I’m starting a new Friday theme called #FBF where I flashback to less recent travels. I’m not usually good at structured blogging, but let’s keep our fingers crossed, shall we?
Let’s take a break from the story deluge from my recent travels to Budapest and Vienna to talk about a little sculpture park in Oslo that I visited in 2015. The Frogner Park more specifically houses the Vigeland Sculpture Park is in the northwest corner of Oslo.
After I’d booked my plane ticket to Scandinavia, I went to see a play called “Posterity” at the Atlantic Theatre Company, an off-Broadway theatre company here in New York City. It was about Gustav Vigeland’s experience sculpting the playwright Henrik Ibsen (also a native Oslo’er). Spoiler alert: It wasn’t easy. Ibsen was old and he wouldn’t sit still, as this was right before he died. I knew I now had to go check out the Vigeland sculptures when I was in Oslo.

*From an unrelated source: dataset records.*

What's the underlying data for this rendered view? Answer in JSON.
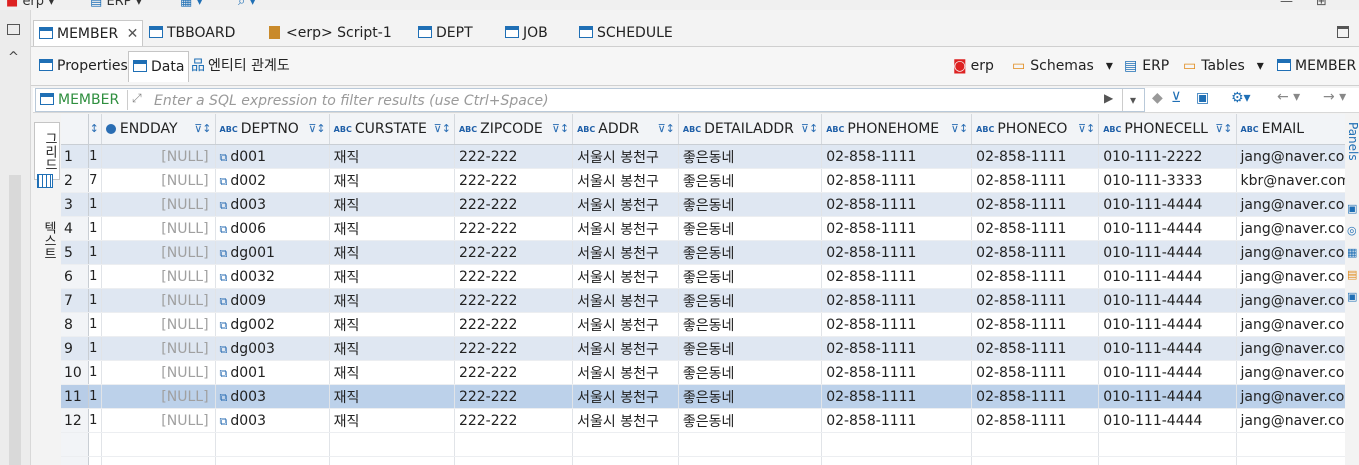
{
  "top_toolbar": {
    "connection": "erp",
    "project": "ERP"
  },
  "editor_tabs": [
    {
      "label": "MEMBER",
      "active": true,
      "closable": true
    },
    {
      "label": "TBBOARD"
    },
    {
      "label": "<erp> Script-1"
    },
    {
      "label": "DEPT"
    },
    {
      "label": "JOB"
    },
    {
      "label": "SCHEDULE"
    }
  ],
  "sub_tabs": [
    {
      "label": "Properties"
    },
    {
      "label": "Data",
      "active": true
    },
    {
      "label": "엔티티 관계도"
    }
  ],
  "breadcrumb": {
    "connection": "erp",
    "schemas": "Schemas",
    "db": "ERP",
    "tables": "Tables",
    "table": "MEMBER"
  },
  "filter": {
    "table_label": "MEMBER",
    "placeholder": "Enter a SQL expression to filter results (use Ctrl+Space)"
  },
  "view_tabs": {
    "grid": "그리드",
    "text": "텍스트"
  },
  "right_panel_label": "Panels",
  "columns": [
    "ENDDAY",
    "DEPTNO",
    "CURSTATE",
    "ZIPCODE",
    "ADDR",
    "DETAILADDR",
    "PHONEHOME",
    "PHONECO",
    "PHONECELL",
    "EMAIL"
  ],
  "rows": [
    {
      "n": "1",
      "prev": "1",
      "endday": "[NULL]",
      "deptno": "d001",
      "curstate": "재직",
      "zipcode": "222-222",
      "addr": "서울시 봉천구",
      "detailaddr": "좋은동네",
      "phonehome": "02-858-1111",
      "phoneco": "02-858-1111",
      "phonecell": "010-111-2222",
      "email": "jang@naver.com"
    },
    {
      "n": "2",
      "prev": "7",
      "endday": "[NULL]",
      "deptno": "d002",
      "curstate": "재직",
      "zipcode": "222-222",
      "addr": "서울시 봉천구",
      "detailaddr": "좋은동네",
      "phonehome": "02-858-1111",
      "phoneco": "02-858-1111",
      "phonecell": "010-111-3333",
      "email": "kbr@naver.com"
    },
    {
      "n": "3",
      "prev": "1",
      "endday": "[NULL]",
      "deptno": "d003",
      "curstate": "재직",
      "zipcode": "222-222",
      "addr": "서울시 봉천구",
      "detailaddr": "좋은동네",
      "phonehome": "02-858-1111",
      "phoneco": "02-858-1111",
      "phonecell": "010-111-4444",
      "email": "jang@naver.com"
    },
    {
      "n": "4",
      "prev": "1",
      "endday": "[NULL]",
      "deptno": "d006",
      "curstate": "재직",
      "zipcode": "222-222",
      "addr": "서울시 봉천구",
      "detailaddr": "좋은동네",
      "phonehome": "02-858-1111",
      "phoneco": "02-858-1111",
      "phonecell": "010-111-4444",
      "email": "jang@naver.com"
    },
    {
      "n": "5",
      "prev": "1",
      "endday": "[NULL]",
      "deptno": "dg001",
      "curstate": "재직",
      "zipcode": "222-222",
      "addr": "서울시 봉천구",
      "detailaddr": "좋은동네",
      "phonehome": "02-858-1111",
      "phoneco": "02-858-1111",
      "phonecell": "010-111-4444",
      "email": "jang@naver.com"
    },
    {
      "n": "6",
      "prev": "1",
      "endday": "[NULL]",
      "deptno": "d0032",
      "curstate": "재직",
      "zipcode": "222-222",
      "addr": "서울시 봉천구",
      "detailaddr": "좋은동네",
      "phonehome": "02-858-1111",
      "phoneco": "02-858-1111",
      "phonecell": "010-111-4444",
      "email": "jang@naver.com"
    },
    {
      "n": "7",
      "prev": "1",
      "endday": "[NULL]",
      "deptno": "d009",
      "curstate": "재직",
      "zipcode": "222-222",
      "addr": "서울시 봉천구",
      "detailaddr": "좋은동네",
      "phonehome": "02-858-1111",
      "phoneco": "02-858-1111",
      "phonecell": "010-111-4444",
      "email": "jang@naver.com"
    },
    {
      "n": "8",
      "prev": "1",
      "endday": "[NULL]",
      "deptno": "dg002",
      "curstate": "재직",
      "zipcode": "222-222",
      "addr": "서울시 봉천구",
      "detailaddr": "좋은동네",
      "phonehome": "02-858-1111",
      "phoneco": "02-858-1111",
      "phonecell": "010-111-4444",
      "email": "jang@naver.com"
    },
    {
      "n": "9",
      "prev": "1",
      "endday": "[NULL]",
      "deptno": "dg003",
      "curstate": "재직",
      "zipcode": "222-222",
      "addr": "서울시 봉천구",
      "detailaddr": "좋은동네",
      "phonehome": "02-858-1111",
      "phoneco": "02-858-1111",
      "phonecell": "010-111-4444",
      "email": "jang@naver.com"
    },
    {
      "n": "10",
      "prev": "1",
      "endday": "[NULL]",
      "deptno": "d001",
      "curstate": "재직",
      "zipcode": "222-222",
      "addr": "서울시 봉천구",
      "detailaddr": "좋은동네",
      "phonehome": "02-858-1111",
      "phoneco": "02-858-1111",
      "phonecell": "010-111-4444",
      "email": "jang@naver.com"
    },
    {
      "n": "11",
      "prev": "1",
      "endday": "[NULL]",
      "deptno": "d003",
      "curstate": "재직",
      "zipcode": "222-222",
      "addr": "서울시 봉천구",
      "detailaddr": "좋은동네",
      "phonehome": "02-858-1111",
      "phoneco": "02-858-1111",
      "phonecell": "010-111-4444",
      "email": "jang@naver.com"
    },
    {
      "n": "12",
      "prev": "1",
      "endday": "[NULL]",
      "deptno": "d003",
      "curstate": "재직",
      "zipcode": "222-222",
      "addr": "서울시 봉천구",
      "detailaddr": "좋은동네",
      "phonehome": "02-858-1111",
      "phoneco": "02-858-1111",
      "phonecell": "010-111-4444",
      "email": "jang@naver.com"
    }
  ],
  "colors": {
    "accent": "#1f6fb5",
    "row_alt": "#dfe7f2",
    "row_selected": "#bcd1ea",
    "null_text": "#a0a0a0"
  }
}
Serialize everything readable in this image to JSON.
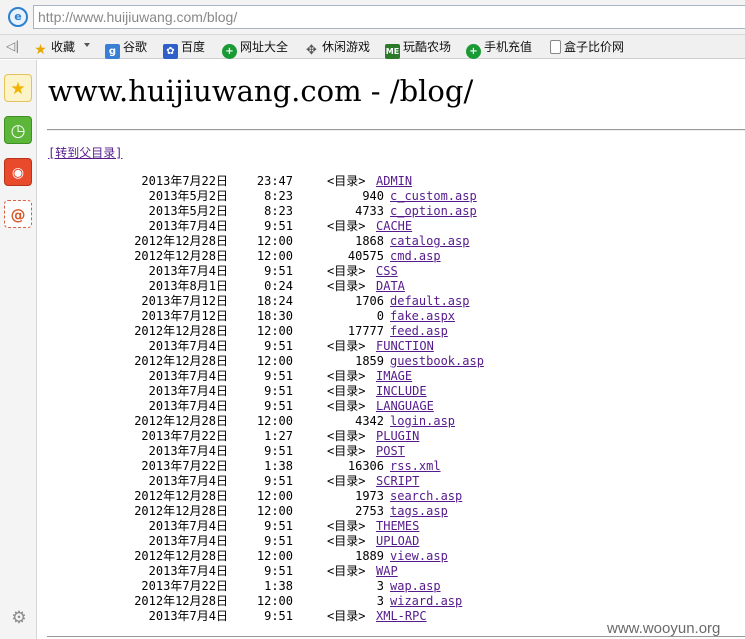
{
  "browser": {
    "address": "http://www.huijiuwang.com/blog/",
    "favorites": [
      {
        "label": "收藏",
        "icon": "star-icon"
      },
      {
        "label": "谷歌",
        "icon": "google-icon"
      },
      {
        "label": "百度",
        "icon": "baidu-paw-icon"
      },
      {
        "label": "网址大全",
        "icon": "green-plus-icon"
      },
      {
        "label": "休闲游戏",
        "icon": "gamepad-icon"
      },
      {
        "label": "玩酷农场",
        "icon": "me-icon"
      },
      {
        "label": "手机充值",
        "icon": "green-plus-icon"
      },
      {
        "label": "盒子比价网",
        "icon": "document-icon"
      }
    ]
  },
  "page": {
    "title": "www.huijiuwang.com - /blog/",
    "parent_link": "[转到父目录]",
    "dir_label": "<目录>"
  },
  "listing": [
    {
      "date": "2013年7月22日",
      "time": "23:47",
      "size": "<目录>",
      "name": "ADMIN",
      "dir": true
    },
    {
      "date": "2013年5月2日",
      "time": "8:23",
      "size": "940",
      "name": "c_custom.asp",
      "dir": false
    },
    {
      "date": "2013年5月2日",
      "time": "8:23",
      "size": "4733",
      "name": "c_option.asp",
      "dir": false
    },
    {
      "date": "2013年7月4日",
      "time": "9:51",
      "size": "<目录>",
      "name": "CACHE",
      "dir": true
    },
    {
      "date": "2012年12月28日",
      "time": "12:00",
      "size": "1868",
      "name": "catalog.asp",
      "dir": false
    },
    {
      "date": "2012年12月28日",
      "time": "12:00",
      "size": "40575",
      "name": "cmd.asp",
      "dir": false
    },
    {
      "date": "2013年7月4日",
      "time": "9:51",
      "size": "<目录>",
      "name": "CSS",
      "dir": true
    },
    {
      "date": "2013年8月1日",
      "time": "0:24",
      "size": "<目录>",
      "name": "DATA",
      "dir": true
    },
    {
      "date": "2013年7月12日",
      "time": "18:24",
      "size": "1706",
      "name": "default.asp",
      "dir": false
    },
    {
      "date": "2013年7月12日",
      "time": "18:30",
      "size": "0",
      "name": "fake.aspx",
      "dir": false
    },
    {
      "date": "2012年12月28日",
      "time": "12:00",
      "size": "17777",
      "name": "feed.asp",
      "dir": false
    },
    {
      "date": "2013年7月4日",
      "time": "9:51",
      "size": "<目录>",
      "name": "FUNCTION",
      "dir": true
    },
    {
      "date": "2012年12月28日",
      "time": "12:00",
      "size": "1859",
      "name": "guestbook.asp",
      "dir": false
    },
    {
      "date": "2013年7月4日",
      "time": "9:51",
      "size": "<目录>",
      "name": "IMAGE",
      "dir": true
    },
    {
      "date": "2013年7月4日",
      "time": "9:51",
      "size": "<目录>",
      "name": "INCLUDE",
      "dir": true
    },
    {
      "date": "2013年7月4日",
      "time": "9:51",
      "size": "<目录>",
      "name": "LANGUAGE",
      "dir": true
    },
    {
      "date": "2012年12月28日",
      "time": "12:00",
      "size": "4342",
      "name": "login.asp",
      "dir": false
    },
    {
      "date": "2013年7月22日",
      "time": "1:27",
      "size": "<目录>",
      "name": "PLUGIN",
      "dir": true
    },
    {
      "date": "2013年7月4日",
      "time": "9:51",
      "size": "<目录>",
      "name": "POST",
      "dir": true
    },
    {
      "date": "2013年7月22日",
      "time": "1:38",
      "size": "16306",
      "name": "rss.xml",
      "dir": false
    },
    {
      "date": "2013年7月4日",
      "time": "9:51",
      "size": "<目录>",
      "name": "SCRIPT",
      "dir": true
    },
    {
      "date": "2012年12月28日",
      "time": "12:00",
      "size": "1973",
      "name": "search.asp",
      "dir": false
    },
    {
      "date": "2012年12月28日",
      "time": "12:00",
      "size": "2753",
      "name": "tags.asp",
      "dir": false
    },
    {
      "date": "2013年7月4日",
      "time": "9:51",
      "size": "<目录>",
      "name": "THEMES",
      "dir": true
    },
    {
      "date": "2013年7月4日",
      "time": "9:51",
      "size": "<目录>",
      "name": "UPLOAD",
      "dir": true
    },
    {
      "date": "2012年12月28日",
      "time": "12:00",
      "size": "1889",
      "name": "view.asp",
      "dir": false
    },
    {
      "date": "2013年7月4日",
      "time": "9:51",
      "size": "<目录>",
      "name": "WAP",
      "dir": true
    },
    {
      "date": "2013年7月22日",
      "time": "1:38",
      "size": "3",
      "name": "wap.asp",
      "dir": false
    },
    {
      "date": "2012年12月28日",
      "time": "12:00",
      "size": "3",
      "name": "wizard.asp",
      "dir": false
    },
    {
      "date": "2013年7月4日",
      "time": "9:51",
      "size": "<目录>",
      "name": "XML-RPC",
      "dir": true
    }
  ],
  "watermark": "www.wooyun.org",
  "colors": {
    "link_visited": "#551a8b",
    "address_text": "#888888",
    "chrome_bg": "#f0f0f0"
  }
}
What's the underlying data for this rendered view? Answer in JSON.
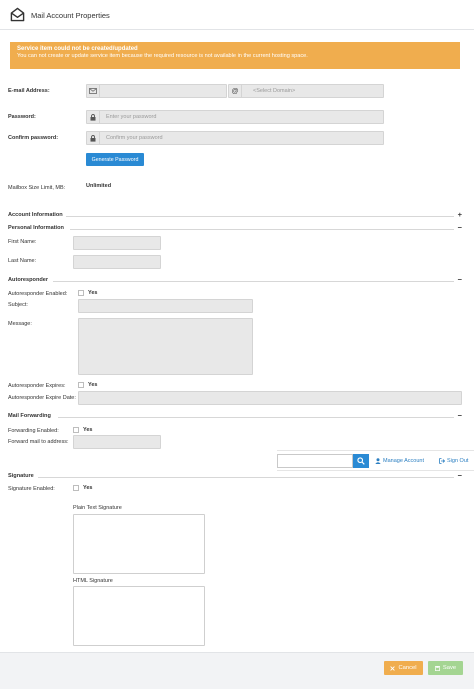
{
  "header": {
    "title": "Mail Account Properties",
    "icon": "envelope-open-icon"
  },
  "alert": {
    "title": "Service item could not be created/updated",
    "message": "You can not create or update service item because the required resource is not available in the current hosting space."
  },
  "form": {
    "email_label": "E-mail Address:",
    "email_value": "",
    "domain_placeholder": "<Select Domain>",
    "password_label": "Password:",
    "password_placeholder": "Enter your password",
    "confirm_label": "Confirm password:",
    "confirm_placeholder": "Confirm your password",
    "generate_button": "Generate Password",
    "mailbox_label": "Mailbox Size Limit, MB:",
    "mailbox_value": "Unlimited"
  },
  "sections": {
    "account_info": "Account Information",
    "account_info_toggle": "+",
    "personal_info": "Personal Information",
    "personal_info_toggle": "−",
    "first_name_label": "First Name:",
    "last_name_label": "Last Name:",
    "autoresponder": "Autoresponder",
    "autoresponder_toggle": "−",
    "autoresponder_enabled_label": "Autoresponder Enabled:",
    "subject_label": "Subject:",
    "message_label": "Message:",
    "autoresponder_expires_label": "Autoresponder Expires:",
    "autoresponder_expire_date_label": "Autoresponder Expire Date:",
    "mail_forwarding": "Mail Forwarding",
    "mail_forwarding_toggle": "−",
    "forwarding_enabled_label": "Forwarding Enabled:",
    "forward_to_label": "Forward mail to address:",
    "signature": "Signature",
    "signature_toggle": "−",
    "signature_enabled_label": "Signature Enabled:",
    "plain_text_signature_label": "Plain Text Signature",
    "html_signature_label": "HTML Signature",
    "yes": "Yes"
  },
  "topbar": {
    "search_placeholder": "",
    "manage_account": "Manage Account",
    "sign_out": "Sign Out"
  },
  "footer": {
    "cancel": "Cancel",
    "save": "Save"
  },
  "colors": {
    "alert": "#f0ad4e",
    "primary": "#2a8ad4",
    "cancel": "#f0ad4e",
    "save": "#a4d592"
  }
}
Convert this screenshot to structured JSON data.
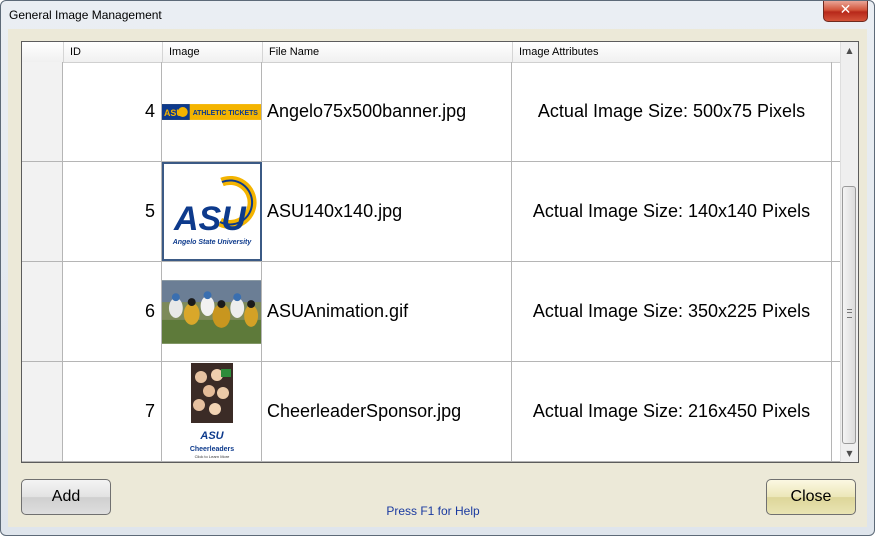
{
  "window": {
    "title": "General Image Management",
    "close_glyph": "✕"
  },
  "grid": {
    "columns": [
      "ID",
      "Image",
      "File Name",
      "Image Attributes"
    ],
    "rows": [
      {
        "id": "4",
        "image": "banner-thumbnail",
        "file_name": "Angelo75x500banner.jpg",
        "attributes": "Actual Image Size: 500x75 Pixels",
        "banner_text": "ATHLETIC TICKETS",
        "logo_text": "ASU"
      },
      {
        "id": "5",
        "image": "asu-logo-thumbnail",
        "file_name": "ASU140x140.jpg",
        "attributes": "Actual Image Size: 140x140 Pixels",
        "logo_text": "ASU",
        "logo_caption": "Angelo State University"
      },
      {
        "id": "6",
        "image": "football-photo-thumbnail",
        "file_name": "ASUAnimation.gif",
        "attributes": "Actual Image Size: 350x225 Pixels"
      },
      {
        "id": "7",
        "image": "cheerleader-sponsor-thumbnail",
        "file_name": "CheerleaderSponsor.jpg",
        "attributes": "Actual Image Size: 216x450 Pixels",
        "logo_text": "ASU",
        "caption": "Cheerleaders",
        "subcaption": "Click to Learn More"
      }
    ]
  },
  "buttons": {
    "add": "Add",
    "close": "Close"
  },
  "help_text": "Press F1 for Help",
  "colors": {
    "asu_blue": "#0d3a8c",
    "asu_gold": "#f4b400",
    "help_text": "#1a3aa0"
  }
}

It’s a massive park that you could likely spend a day in. At the entrance to the park is a statue of Vigeland with the dates that he lived. Once you enter the park, you see beautiful trees and landscaping leading up to the steps that lead up to a monolith, a pillar fashioned out of sculpted naked human bodies. It’s a sight to be scene.
There are other sculptures of naked bodies on the steps leading towards the centerpiece of the park, too, as well as a fountain that seems to be held up by these oddly shaped bodies.
These sculptures are both shocking and beautiful. If you have a beautiful day to spare in Oslo, it’s worth a look (and it’s also free!). The Oslo Bymuseum the Vigeland-Museet are also in the park if you have time to check those out, too. And lastly, I noticed a statue of Abraham Lincoln and when I Googled this I learned that the people of North Dakota had given Norway this statue of Lincoln because at one point one third of the population of North Dakota was from Norway.
Frogner Park is beautiful way to spend an afternoon if you find yourself with nothing specific to do in Oslo.